Plans de secours multilatéraux
Aussi positive que soit l’image dépeinte dans la section ci-dessus, elle ne se concrétisera probablement pas pendant au moins la décennie à venir, le cas échéant, quand on voit comment les États-Unis sont sérieux à garder active cette rivalité de Nouvelle Guerre froide. Que ce soit à travers les rouages institutionnels du TTIP ou à l’extérieur de celui-ci, par l’intermédiaire de mesures sans scrupules si ledit accord n’était pas prêt à temps, les États-Unis feront tout ce qui est en leur pouvoir pour empêcher l’UE de développer des relations économiques indépendantes avec l’Union eurasienne, la Chine et l’ASEAN. L’UE pourrait éventuellement être autorisée à approfondir ses relations avec le Japon et l’Inde (par la grande stratégie unipolaire décrite précédemment), mais même cela est discutable, à moins que les USA n’aient l’assurance de garder assez de contrôle sur le bloc après l’obtention de ces accords potentiels. Ils n’auront sans doute pas confiance pour laisser faire, à moins de contrôler l’UE formellement par le TTIP, rendant ainsi ces zones de libre-échange potentielles peu probables, du moins à court et moyen terme, sauf bien sûr changements géopolitiques inattendus. Pour une grande part, l’UE peut donc être écartée en toute sécurité des discussions sérieuses sur les zones de libre-échange intra-eurasiennes, mais cela ne signifie pas que ces rêves doivent être découragés simplement parce que le bloc ne peut raisonnablement pas y prendre part pour un certain temps (le cas échéant).
RCEP et FTAAP
Pour compenser la non-participation attendue de l’Union eurasiatique à l’intérieur des cadres économiques multipolaires envisagés, quelques propositions modifiées ont été faites. Deux des plus promues sont le Partenariat régional global économique (RCEP) et la zone de libre-échange de l’Asie-Pacifique (FTAAP), tous deux activement soutenus par la Chine. Le RCEP est la formalisation d’un ALE multilatéral entre l’ASEAN et chacun de ses partenaires de libre-échange déjà existants (Australie, Chine, Inde, Japon, Nouvelle-Zélande et Corée du Sud). Le FTAAP, quant à lui, pousse les choses beaucoup plus loin et propose une grandiose zone de libre-échange entre tous les pays qui constituent le forum de coopération économique Asie-Pacifique (APEC). Donc y compris la Russie, les États-Unis et quelques autres pays de l’hémisphère occidental, mais au détriment d’un accord de libre échange complet du commerce avec l’ASEAN dans son ensemble (dont le Myanmar, le Laos et le Cambodge, qui ne sont pas membres de l’APEC).

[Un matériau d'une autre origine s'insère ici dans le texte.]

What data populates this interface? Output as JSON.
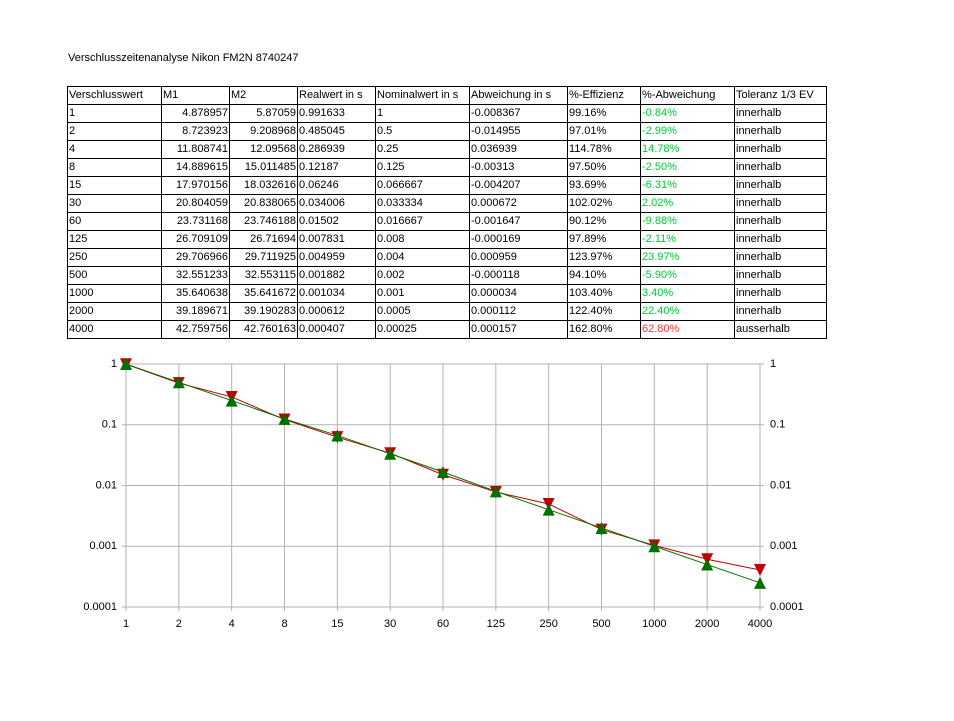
{
  "title": "Verschlusszeitenanalyse Nikon FM2N 8740247",
  "table": {
    "header": [
      "Verschlusswert",
      "M1",
      "M2",
      "Realwert in s",
      "Nominalwert in s",
      "Abweichung in s",
      "%-Effizienz",
      "%-Abweichung",
      "Toleranz 1/3 EV"
    ],
    "rows": [
      [
        "1",
        "4.878957",
        "5.87059",
        "0.991633",
        "1",
        "-0.008367",
        "99.16%",
        "-0.84%",
        "innerhalb"
      ],
      [
        "2",
        "8.723923",
        "9.208968",
        "0.485045",
        "0.5",
        "-0.014955",
        "97.01%",
        "-2.99%",
        "innerhalb"
      ],
      [
        "4",
        "11.808741",
        "12.09568",
        "0.286939",
        "0.25",
        "0.036939",
        "114.78%",
        "14.78%",
        "innerhalb"
      ],
      [
        "8",
        "14.889615",
        "15.011485",
        "0.12187",
        "0.125",
        "-0.00313",
        "97.50%",
        "-2.50%",
        "innerhalb"
      ],
      [
        "15",
        "17.970156",
        "18.032616",
        "0.06246",
        "0.066667",
        "-0.004207",
        "93.69%",
        "-6.31%",
        "innerhalb"
      ],
      [
        "30",
        "20.804059",
        "20.838065",
        "0.034006",
        "0.033334",
        "0.000672",
        "102.02%",
        "2.02%",
        "innerhalb"
      ],
      [
        "60",
        "23.731168",
        "23.746188",
        "0.01502",
        "0.016667",
        "-0.001647",
        "90.12%",
        "-9.88%",
        "innerhalb"
      ],
      [
        "125",
        "26.709109",
        "26.71694",
        "0.007831",
        "0.008",
        "-0.000169",
        "97.89%",
        "-2.11%",
        "innerhalb"
      ],
      [
        "250",
        "29.706966",
        "29.711925",
        "0.004959",
        "0.004",
        "0.000959",
        "123.97%",
        "23.97%",
        "innerhalb"
      ],
      [
        "500",
        "32.551233",
        "32.553115",
        "0.001882",
        "0.002",
        "-0.000118",
        "94.10%",
        "-5.90%",
        "innerhalb"
      ],
      [
        "1000",
        "35.640638",
        "35.641672",
        "0.001034",
        "0.001",
        "0.000034",
        "103.40%",
        "3.40%",
        "innerhalb"
      ],
      [
        "2000",
        "39.189671",
        "39.190283",
        "0.000612",
        "0.0005",
        "0.000112",
        "122.40%",
        "22.40%",
        "innerhalb"
      ],
      [
        "4000",
        "42.759756",
        "42.760163",
        "0.000407",
        "0.00025",
        "0.000157",
        "162.80%",
        "62.80%",
        "ausserhalb"
      ]
    ],
    "abweichung_colors": [
      "#00cc33",
      "#00cc33",
      "#00cc33",
      "#00cc33",
      "#00cc33",
      "#00cc33",
      "#00cc33",
      "#00cc33",
      "#00cc33",
      "#00cc33",
      "#00cc33",
      "#00cc33",
      "#ff3333"
    ]
  },
  "chart_data": {
    "type": "line",
    "categories": [
      "1",
      "2",
      "4",
      "8",
      "15",
      "30",
      "60",
      "125",
      "250",
      "500",
      "1000",
      "2000",
      "4000"
    ],
    "series": [
      {
        "color": "#c00000",
        "marker": "triangle-down",
        "values": [
          0.991633,
          0.485045,
          0.286939,
          0.12187,
          0.06246,
          0.034006,
          0.01502,
          0.007831,
          0.004959,
          0.001882,
          0.001034,
          0.000612,
          0.000407
        ]
      },
      {
        "color": "#007000",
        "marker": "triangle-up",
        "values": [
          1,
          0.5,
          0.25,
          0.125,
          0.066667,
          0.033334,
          0.016667,
          0.008,
          0.004,
          0.002,
          0.001,
          0.0005,
          0.00025
        ]
      }
    ],
    "log_y": true,
    "ylim": [
      0.0001,
      1
    ],
    "yticks": [
      1,
      0.1,
      0.01,
      0.001,
      0.0001
    ],
    "y2lim": [
      0.0001,
      1
    ],
    "y2ticks": [
      1,
      0.1,
      0.01,
      0.001,
      0.0001
    ],
    "grid": true
  }
}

Il est néanmoins significatif que la plupart des pays au sein du bloc participeraient à ce cadre, ce qui souligne à quel point les économies de l’ASEAN sont favorables à des offres de libre-échange trans-régionales de nos jours. Dans le même temps, cependant, l’inclusion des États-Unis pourrait grandement miner la flexibilité multipolaire du groupement à venir et le transformer plutôt en une organisation économique apolitique, qui ne pourrait être utilisée en aucune manière pour affaiblir la vision unipolaire des États-Unis. Il est probable que la Russie et la Chine ne soutiennent cette idée que dans le but de marquer des points politiques, en l’opposant aux plans exclusifs du TPP des USA qui menacent de saper les connexions commerciales existantes des deux grandes puissances et les possibilités futures avec les États concernés.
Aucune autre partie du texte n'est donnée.